Sometimes, it’s hard to imagine a comedic figure as a deeply disturbed individual. Yet they manage to surprise us every time. At the moment one of my favorite dark performances by a comedy icon is the late Robin Williams as Ty in “One Hour Photo.” Not only did he get rid of his comedic personality, he became something else entirely. Now that I’ve seen “Foxcatcher,” it’ll be difficult to see Steve Carell as just Michael Scott from “The Office.”
Set in 1986, Olympic Gold Medalist Mark Schultz [Channing Tatum] has no real direction for his life. He trains during the week with his brother Dave [Mark Ruffalo] but ultimately has nothing else going for him.
Enter John E. du Pont [Steve Carell], one of the wealthiest men in America. John recruits Mark to move onto his estate so that he can represent the Foxcatcher farm in upcoming wrestling events, including the next Olympics. At first everything seems to be going well, that is, until du Pont gradually starts to show who he really is.
Once I left “Foxcatcher,” there was only one thing that I was thinking about and it was that I needed to see a cheery movie. I say this because once it was all said and done, I felt disgusting and unclean. Director Bennett Miller set out to make a bleak and uncomfortable film and boy did he succeed.
“Foxcatcher” is sickening in every sense of the word and, for that, job well done. In this true story, Steve Carell manages to play one of the creepiest characters of the past few years. What distinguishes du Pont from other sociopaths is that he’s a very subtle man. Just looking at him made me feel physically uncomfortable.
You never get a sense of what is going on inside his head and, for me, not knowing the disruptive motivation of a sociopath is absolutely terrifying. Without giving it away, there is a scene near the end of the film that is important to the true story and I thought that Carell pulled it off magnificently. Honestly, he did a great job throughout as a man with problems that aren’t noticeable on the surface but you can easily tell that something is wrong with him.

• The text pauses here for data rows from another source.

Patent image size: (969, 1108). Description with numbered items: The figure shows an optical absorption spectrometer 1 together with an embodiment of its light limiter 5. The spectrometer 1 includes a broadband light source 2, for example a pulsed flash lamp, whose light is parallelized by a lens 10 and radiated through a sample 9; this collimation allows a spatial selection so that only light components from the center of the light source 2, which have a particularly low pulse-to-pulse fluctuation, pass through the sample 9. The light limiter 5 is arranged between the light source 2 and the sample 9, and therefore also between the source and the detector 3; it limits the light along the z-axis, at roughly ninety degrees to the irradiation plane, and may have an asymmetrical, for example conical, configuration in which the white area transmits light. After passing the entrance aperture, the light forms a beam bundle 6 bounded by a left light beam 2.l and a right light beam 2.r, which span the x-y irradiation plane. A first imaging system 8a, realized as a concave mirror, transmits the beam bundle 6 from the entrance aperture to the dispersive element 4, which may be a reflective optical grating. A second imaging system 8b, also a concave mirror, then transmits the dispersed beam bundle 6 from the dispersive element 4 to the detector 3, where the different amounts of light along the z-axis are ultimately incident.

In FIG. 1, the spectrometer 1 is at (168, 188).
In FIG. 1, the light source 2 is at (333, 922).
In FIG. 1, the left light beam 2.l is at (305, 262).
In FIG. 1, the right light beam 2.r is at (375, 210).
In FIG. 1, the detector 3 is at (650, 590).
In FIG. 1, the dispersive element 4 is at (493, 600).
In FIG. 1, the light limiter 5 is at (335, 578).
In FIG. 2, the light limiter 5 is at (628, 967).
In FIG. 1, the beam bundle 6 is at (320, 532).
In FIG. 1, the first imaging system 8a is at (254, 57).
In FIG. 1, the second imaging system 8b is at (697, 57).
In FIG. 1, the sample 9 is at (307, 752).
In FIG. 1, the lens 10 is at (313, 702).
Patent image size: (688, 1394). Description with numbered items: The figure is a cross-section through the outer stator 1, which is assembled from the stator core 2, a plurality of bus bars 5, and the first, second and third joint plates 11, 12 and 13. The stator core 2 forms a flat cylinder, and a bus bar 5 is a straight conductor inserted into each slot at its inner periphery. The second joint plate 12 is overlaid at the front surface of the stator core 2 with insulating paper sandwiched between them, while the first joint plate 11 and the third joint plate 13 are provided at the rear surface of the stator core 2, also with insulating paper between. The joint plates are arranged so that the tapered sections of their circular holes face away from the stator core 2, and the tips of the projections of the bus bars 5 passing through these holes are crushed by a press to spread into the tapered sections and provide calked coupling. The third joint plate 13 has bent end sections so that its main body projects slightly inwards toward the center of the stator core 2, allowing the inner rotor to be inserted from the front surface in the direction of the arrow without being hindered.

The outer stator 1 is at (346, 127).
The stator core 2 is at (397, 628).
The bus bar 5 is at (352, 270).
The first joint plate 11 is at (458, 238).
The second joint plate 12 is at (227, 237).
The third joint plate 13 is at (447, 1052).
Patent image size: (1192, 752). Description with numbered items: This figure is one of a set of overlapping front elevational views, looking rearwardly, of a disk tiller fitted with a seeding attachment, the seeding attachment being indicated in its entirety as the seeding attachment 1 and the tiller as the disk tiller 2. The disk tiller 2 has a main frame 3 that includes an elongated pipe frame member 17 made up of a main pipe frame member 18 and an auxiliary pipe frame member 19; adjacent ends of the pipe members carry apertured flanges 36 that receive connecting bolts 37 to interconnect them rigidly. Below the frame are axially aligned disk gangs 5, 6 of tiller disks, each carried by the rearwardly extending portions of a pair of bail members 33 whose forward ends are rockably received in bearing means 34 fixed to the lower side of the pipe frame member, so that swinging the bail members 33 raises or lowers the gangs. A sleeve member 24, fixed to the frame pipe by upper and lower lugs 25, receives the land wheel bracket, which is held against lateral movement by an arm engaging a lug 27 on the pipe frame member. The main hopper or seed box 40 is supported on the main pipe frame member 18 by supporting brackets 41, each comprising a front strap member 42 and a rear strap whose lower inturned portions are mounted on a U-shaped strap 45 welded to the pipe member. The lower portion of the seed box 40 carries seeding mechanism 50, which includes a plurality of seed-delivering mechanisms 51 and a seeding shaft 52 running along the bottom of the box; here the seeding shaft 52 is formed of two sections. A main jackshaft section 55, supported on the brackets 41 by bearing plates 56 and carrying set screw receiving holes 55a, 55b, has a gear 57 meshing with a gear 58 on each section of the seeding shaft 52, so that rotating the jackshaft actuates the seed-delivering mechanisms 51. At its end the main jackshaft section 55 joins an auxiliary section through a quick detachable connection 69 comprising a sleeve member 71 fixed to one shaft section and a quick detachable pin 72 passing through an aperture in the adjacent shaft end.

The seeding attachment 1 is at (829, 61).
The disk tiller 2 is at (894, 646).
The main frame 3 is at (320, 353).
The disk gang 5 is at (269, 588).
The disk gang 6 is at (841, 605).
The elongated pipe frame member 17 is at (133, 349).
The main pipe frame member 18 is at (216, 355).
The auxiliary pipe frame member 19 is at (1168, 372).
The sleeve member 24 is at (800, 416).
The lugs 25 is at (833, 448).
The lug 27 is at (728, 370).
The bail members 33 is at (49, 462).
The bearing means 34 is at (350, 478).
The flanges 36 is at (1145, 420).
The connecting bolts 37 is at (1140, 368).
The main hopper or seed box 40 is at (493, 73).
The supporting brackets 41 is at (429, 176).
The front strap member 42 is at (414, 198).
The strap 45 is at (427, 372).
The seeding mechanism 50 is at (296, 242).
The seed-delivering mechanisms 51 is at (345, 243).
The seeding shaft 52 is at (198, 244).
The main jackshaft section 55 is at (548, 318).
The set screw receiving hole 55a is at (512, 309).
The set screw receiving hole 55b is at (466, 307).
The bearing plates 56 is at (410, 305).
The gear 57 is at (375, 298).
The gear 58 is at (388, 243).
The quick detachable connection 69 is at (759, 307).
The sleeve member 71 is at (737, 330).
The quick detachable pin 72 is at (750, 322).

Channing Tatum, who plays our main protagonist, does a fantastic job as well. Like Carell, he’s playing a character that he’s not used to playing. You can tell by his mannerisms that he’s a completely different person and not the Channing Tatum that audiences are familiar with. He slouches when he walks and has an easily impressionable mindset which makes room for an unpredictable character.
The scenes that work the best with Tatum are when he’s playing off of either Carell or Ruffalo, which was another aspect that worked tremendously well. The relationship between the Schultz brothers is fantastic because they have this subtle bond and they don’t have to say that much to get their point across to one another.
If you know the story beforehand, it makes the tension leading up to the event all the more unbearable. My recommendation is to not look anything up beforehand as it’s best to go in blind, not knowing what’s going to happen.
The tone and look of the film is dreary and, for what the filmmakers set out to accomplish, job well done. “Foxcatcher” isn’t a film that I plan to re-visit anytime soon, but I will see it again sometime in the future as I feel that it has more to offer underneath the surface.
Although, for first-time viewers, I would wait for a drab and rainy day and only then will you feel immersed within the environment.